= Alfred Nikita Mangena =

Zimbabwean politician (1943–1978)

Rodgers Alfred Nikita Mangena (16 March 1943 - 28 June 1978), born Rodgers Alfred Mangena in the Maranda area, commanded the Zimbabwe People's Revolutionary Army (ZIPRA), the militant branch of the Zimbabwe African People's Union (ZAPU), in the Rhodesian Bush War. Lookout Masuku led ZIPRA after Mangena's death in 1978. He was born of Bakae Mangena and Keorabile Ngwenya, he was a Ndebele of Swati origin(Hlubi clan), his roots trace to the first swati people of Queen Nyamazane who settled in Zimbabwe after defeating the last Mambo of the Rozvi kingdom.

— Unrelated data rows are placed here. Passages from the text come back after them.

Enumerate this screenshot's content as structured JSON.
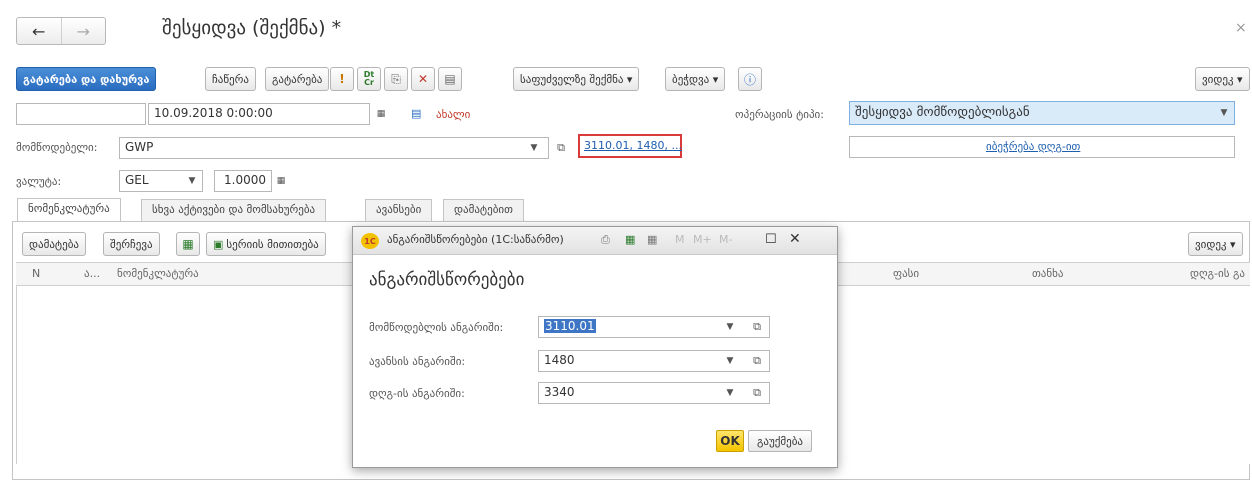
{
  "window": {
    "title": "შესყიდვა (შექმნა) *",
    "back_icon": "←",
    "forward_icon": "→",
    "close_icon": "×"
  },
  "toolbar": {
    "post_close": "გატარება და დახურვა",
    "write": "ჩაწერა",
    "post": "გატარება",
    "create_based_on": "საფუძველზე შექმნა ▾",
    "print": "ბეჭდვა ▾",
    "more": "ვიდეკ ▾",
    "dtcr_icon": "Dt Cr"
  },
  "form": {
    "date": "10.09.2018 0:00:00",
    "status": "ახალი",
    "operation_type_label": "ოპერაციის ტიპი:",
    "operation_type_value": "შესყიდვა მომწოდებლისგან",
    "supplier_label": "მომწოდებელი:",
    "supplier_value": "GWP",
    "accounts_link": "3110.01, 1480, ...",
    "invoice_link": "იბეჭრება დღგ-ით",
    "currency_label": "ვალუტა:",
    "currency_value": "GEL",
    "rate_value": "1.0000"
  },
  "tabs": [
    {
      "label": "ნომენკლატურა"
    },
    {
      "label": "სხვა აქტივები და მომსახურება"
    },
    {
      "label": "ავანსები"
    },
    {
      "label": "დამატებით"
    }
  ],
  "grid_toolbar": {
    "add": "დამატება",
    "pick": "შერჩევა",
    "fill": "სერიის მითითება",
    "more": "ვიდეკ ▾"
  },
  "grid_columns": {
    "n": "N",
    "a": "ა...",
    "nomenclature": "ნომენკლატურა",
    "price": "ფასი",
    "amount": "თანხა",
    "vat": "დღგ-ის გა"
  },
  "dialog": {
    "logo": "1С",
    "title": "ანგარიშსწორებები (1C:საწარმო)",
    "heading": "ანგარიშსწორებები",
    "supplier_account_label": "მომწოდებლის ანგარიში:",
    "supplier_account_value": "3110.01",
    "advance_account_label": "ავანსის ანგარიში:",
    "advance_account_value": "1480",
    "vat_account_label": "დღგ-ის ანგარიში:",
    "vat_account_value": "3340",
    "ok": "OK",
    "cancel": "გაუქმება",
    "m_labels": [
      "M",
      "M+",
      "M-"
    ]
  }
}
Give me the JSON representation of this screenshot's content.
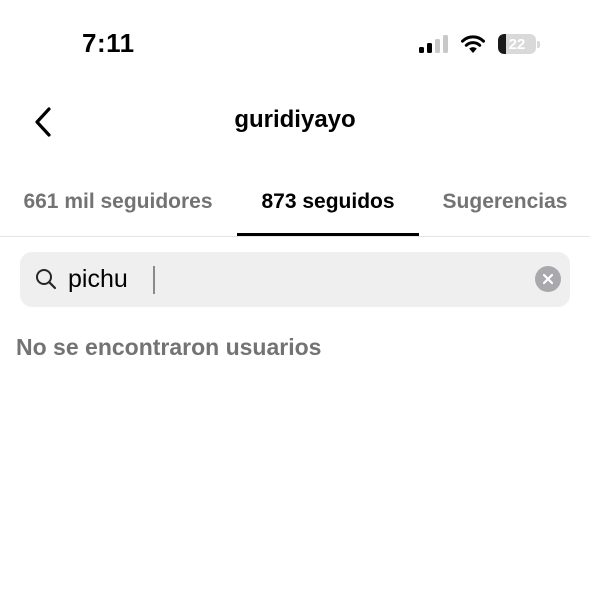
{
  "status_bar": {
    "time": "7:11",
    "battery_level": "22",
    "signal_icon": "cellular-signal-icon",
    "wifi_icon": "wifi-icon",
    "battery_icon": "battery-icon"
  },
  "header": {
    "title": "guridiyayo",
    "back_icon": "chevron-left-icon"
  },
  "tabs": [
    {
      "label": "661 mil seguidores",
      "active": false
    },
    {
      "label": "873 seguidos",
      "active": true
    },
    {
      "label": "Sugerencias",
      "active": false
    }
  ],
  "search": {
    "value": "pichu",
    "icon": "search-icon",
    "clear_icon": "clear-icon"
  },
  "results": {
    "empty_message": "No se encontraron usuarios"
  },
  "colors": {
    "primary_text": "#000000",
    "secondary_text": "#737373",
    "search_background": "#efefef",
    "tab_indicator": "#000000"
  }
}
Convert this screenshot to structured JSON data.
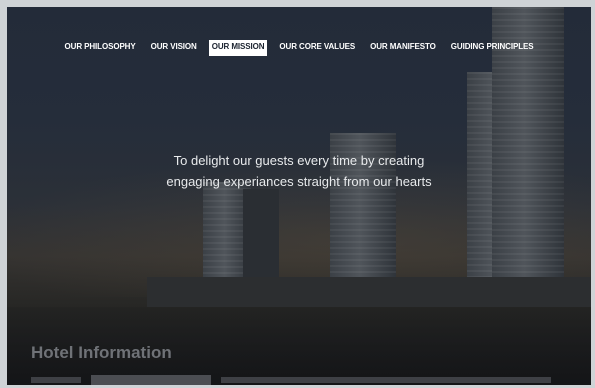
{
  "nav": {
    "items": [
      {
        "label": "OUR PHILOSOPHY"
      },
      {
        "label": "OUR VISION"
      },
      {
        "label": "OUR MISSION"
      },
      {
        "label": "OUR CORE VALUES"
      },
      {
        "label": "OUR MANIFESTO"
      },
      {
        "label": "GUIDING PRINCIPLES"
      }
    ],
    "active": "OUR MISSION"
  },
  "mission": {
    "line1": "To delight our guests every time by creating",
    "line2": "engaging experiances  straight from our hearts"
  },
  "section": {
    "title": "Hotel Information"
  },
  "colors": {
    "nav_active_bg": "#ffffff",
    "nav_text": "#ffffff",
    "mission_text": "#e8eaec",
    "background_dark": "#1f2733"
  }
}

In November 1975 ZAPU and the Zimbabwe African National Union formed the Zimbabwe People's Army in Mozambique. While the joint military force soon fell apart, when it successfully functioned Mangena served as the second-in-command.

Mangena led a ZIPRA uprising against ZAPU moderates in 1977 with hundreds of followers in camps in Zambia attacking ZAPU's headquarters in Lusaka. While Mangena did not intend to lead a coup against Joshua Nkomo, he wished to reassert his power over the organization's militant activities. Soon after the uprising he was assassinated.

The late Dr Nkomo loved Mangena very much and Mangena also had great respect for his leader. Even when Mangena went to Kabanga where he met his death, Dr Nkomo had told him again and again not to go. He left because he thought things were not going in the right direction. He was a hands-on commander.